Der gleichen Meinung ist auch der türkische Elternverein. Hier geht man sogar noch weiter: Diejenigen Eltern, die ihre Kinder nur religiös erziehen wollen, sollten in die Türkei zurückgehen.

Safter Cinar, Türkischer Elternverein
"Also, wir sagen erst mal, wenn jemand sein Kind wie ein türkisches Kind aufziehen lassen will, dann soll er in die Türkei zurückkehren. In der Bundesrepublik Deutschland kann man das Kind, darf man das Kind nicht so erziehen, als ob man in der Türkei lebe. Das ist die eine Seite, ist es sozusagen als Schlagwort. Das sagen wir den Eltern. Also, wenn Ihr die Zukunft hier seht, und das seht Ihr offensichtlich. Ich meine, Ihr habt Euch mit allem hier niedergelassen, dann müßt Ihr dafür sorgen, daß Eure Kinder möglichst schnell sowohl die Sprache als auch die sozialen Normen dieser Gesellschaft erlernen. Das heißt ja nicht, daß sie das, was sie vom Elternhaus haben, alles abgeben müssen, ganz im Gegenteil, da wird sich sicherlich dann eine Synthese finden. Aber die Eltern müssen selber dazu offen sein, damit dann auch die Kinder dazu offen sein können."

Der Bundestag muß endlich die doppelte Staatsbürgerschaft für die in Deutschland Geborenen beschließen. Mit achtzehn Jahren können sie sich dann für die eine oder andere entscheiden. Wer aber glaubt, damit allein seien die Probleme bis hin zu den aggressiven türkischen Jugendbanden gelöst, damit würde der islamische Fundamentalismus verschwinden, der täuscht sich.
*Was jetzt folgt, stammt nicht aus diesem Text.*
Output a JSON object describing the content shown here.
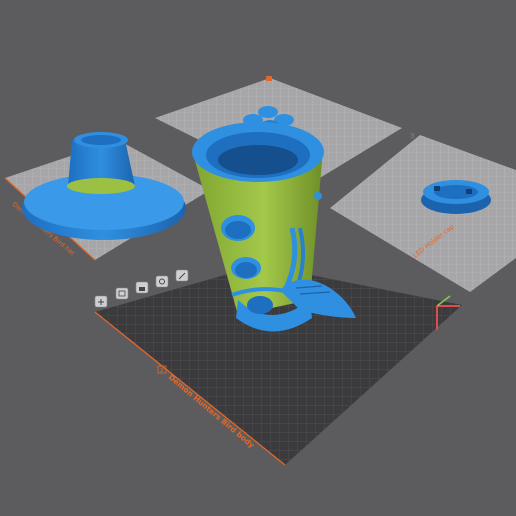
{
  "app": {
    "view": "3D slicer workspace"
  },
  "plates": {
    "active": {
      "label": "Demon Hunters Bird body",
      "index": "2"
    },
    "left": {
      "label": "Demon Hunters Bird hat"
    },
    "right": {
      "label": "LED Holder cap",
      "index": "3"
    },
    "back": {
      "label": ""
    }
  },
  "colors": {
    "background": "#5c5c5f",
    "inactive_plate": "#a7a7aa",
    "active_plate": "#3b3b3e",
    "label_orange": "#e2672a",
    "model_blue": "#2f8fe0",
    "model_green": "#9cc043"
  },
  "plate_tool_icons": [
    "orient-icon",
    "arrange-icon",
    "lock-icon",
    "settings-icon",
    "edit-icon"
  ]
}
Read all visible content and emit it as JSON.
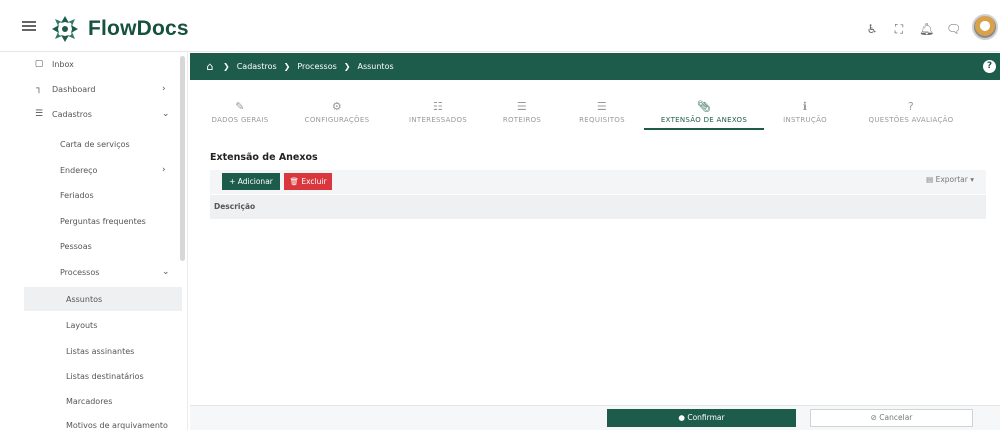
{
  "app": {
    "name": "FlowDocs"
  },
  "colors": {
    "brand": "#1d5b4b",
    "danger": "#d9363e"
  },
  "header": {
    "icons": [
      "accessibility-icon",
      "fullscreen-icon",
      "bell-icon",
      "chat-icon"
    ]
  },
  "sidebar": {
    "items": [
      {
        "label": "Inbox",
        "icon": "inbox-icon"
      },
      {
        "label": "Dashboard",
        "icon": "chart-icon",
        "chevron": ">"
      },
      {
        "label": "Cadastros",
        "icon": "list-icon",
        "chevron": "v"
      },
      {
        "label": "Carta de serviços"
      },
      {
        "label": "Endereço",
        "chevron": ">"
      },
      {
        "label": "Feriados"
      },
      {
        "label": "Perguntas frequentes"
      },
      {
        "label": "Pessoas"
      },
      {
        "label": "Processos",
        "chevron": "v"
      },
      {
        "label": "Assuntos",
        "active": true
      },
      {
        "label": "Layouts"
      },
      {
        "label": "Listas assinantes"
      },
      {
        "label": "Listas destinatários"
      },
      {
        "label": "Marcadores"
      },
      {
        "label": "Motivos de arquivamento"
      }
    ]
  },
  "breadcrumb": [
    "Cadastros",
    "Processos",
    "Assuntos"
  ],
  "tabs": [
    {
      "label": "DADOS GERAIS",
      "icon": "edit-icon"
    },
    {
      "label": "CONFIGURAÇÕES",
      "icon": "gears-icon"
    },
    {
      "label": "INTERESSADOS",
      "icon": "users-icon"
    },
    {
      "label": "ROTEIROS",
      "icon": "list-icon"
    },
    {
      "label": "REQUISITOS",
      "icon": "checklist-icon"
    },
    {
      "label": "EXTENSÃO DE ANEXOS",
      "icon": "paperclip-icon",
      "active": true
    },
    {
      "label": "INSTRUÇÃO",
      "icon": "info-icon"
    },
    {
      "label": "QUESTÕES AVALIAÇÃO",
      "icon": "question-icon"
    }
  ],
  "section": {
    "title": "Extensão de Anexos",
    "add_label": "Adicionar",
    "delete_label": "Excluir",
    "export_label": "Exportar",
    "column_description": "Descrição"
  },
  "footer": {
    "confirm_label": "Confirmar",
    "cancel_label": "Cancelar"
  }
}
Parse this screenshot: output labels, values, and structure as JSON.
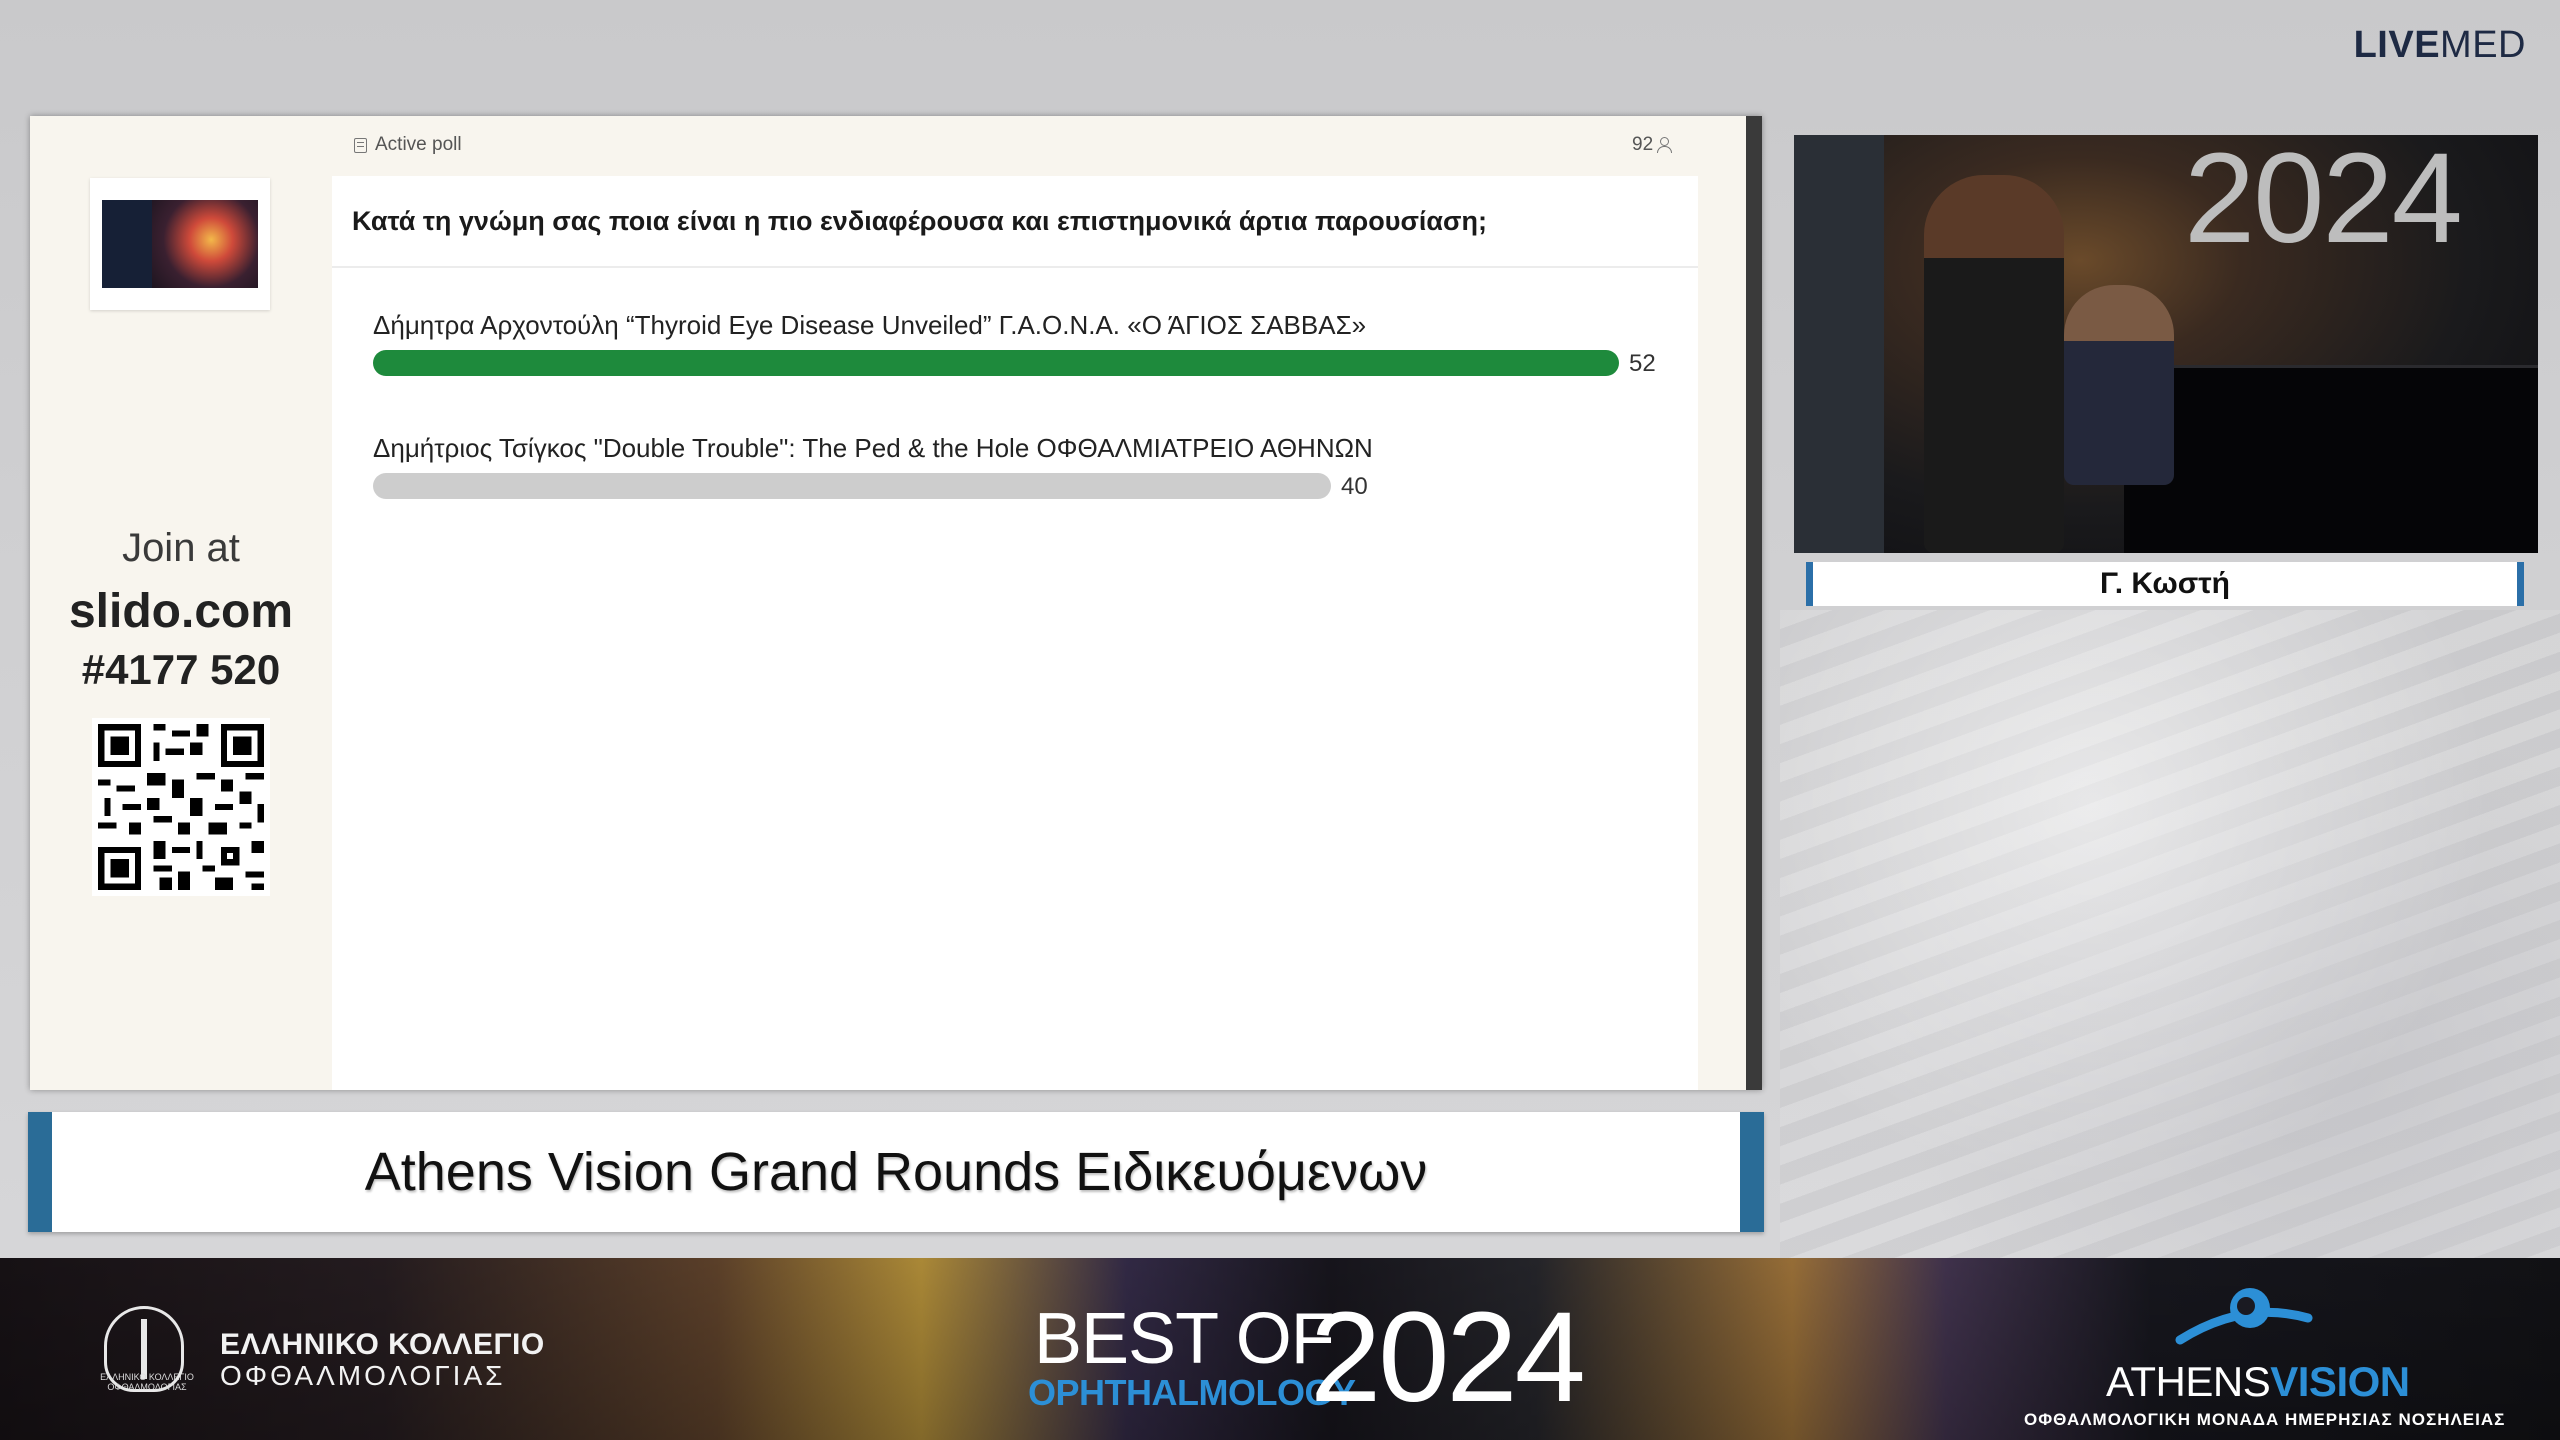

Die deutsche Linke fällt aus ihrem Traum von der multikulturellen Mixtur auf den harten Boden der Realitäten, und die, die mit dem Schild demonstrierten "Auch ich bin ein Ausländer", melden ihre Kinder aus Schulen mit hohem Ausländeranteil ab, weil sie dort nicht mehr genug Deutsch lernen. Wenn verschiedene Kulturen aufeinanderstoßen, dann ist nicht Friede, Freude, Eierkuchen die Folge, dann entsteht Konflikt. Der muß ausgehalten werden in einem Einwanderungsland wie Deutschland, der ist aber durch Integrationsangebote auch zu mildern. Dabei haben auch Ausländer eine Bringschuld.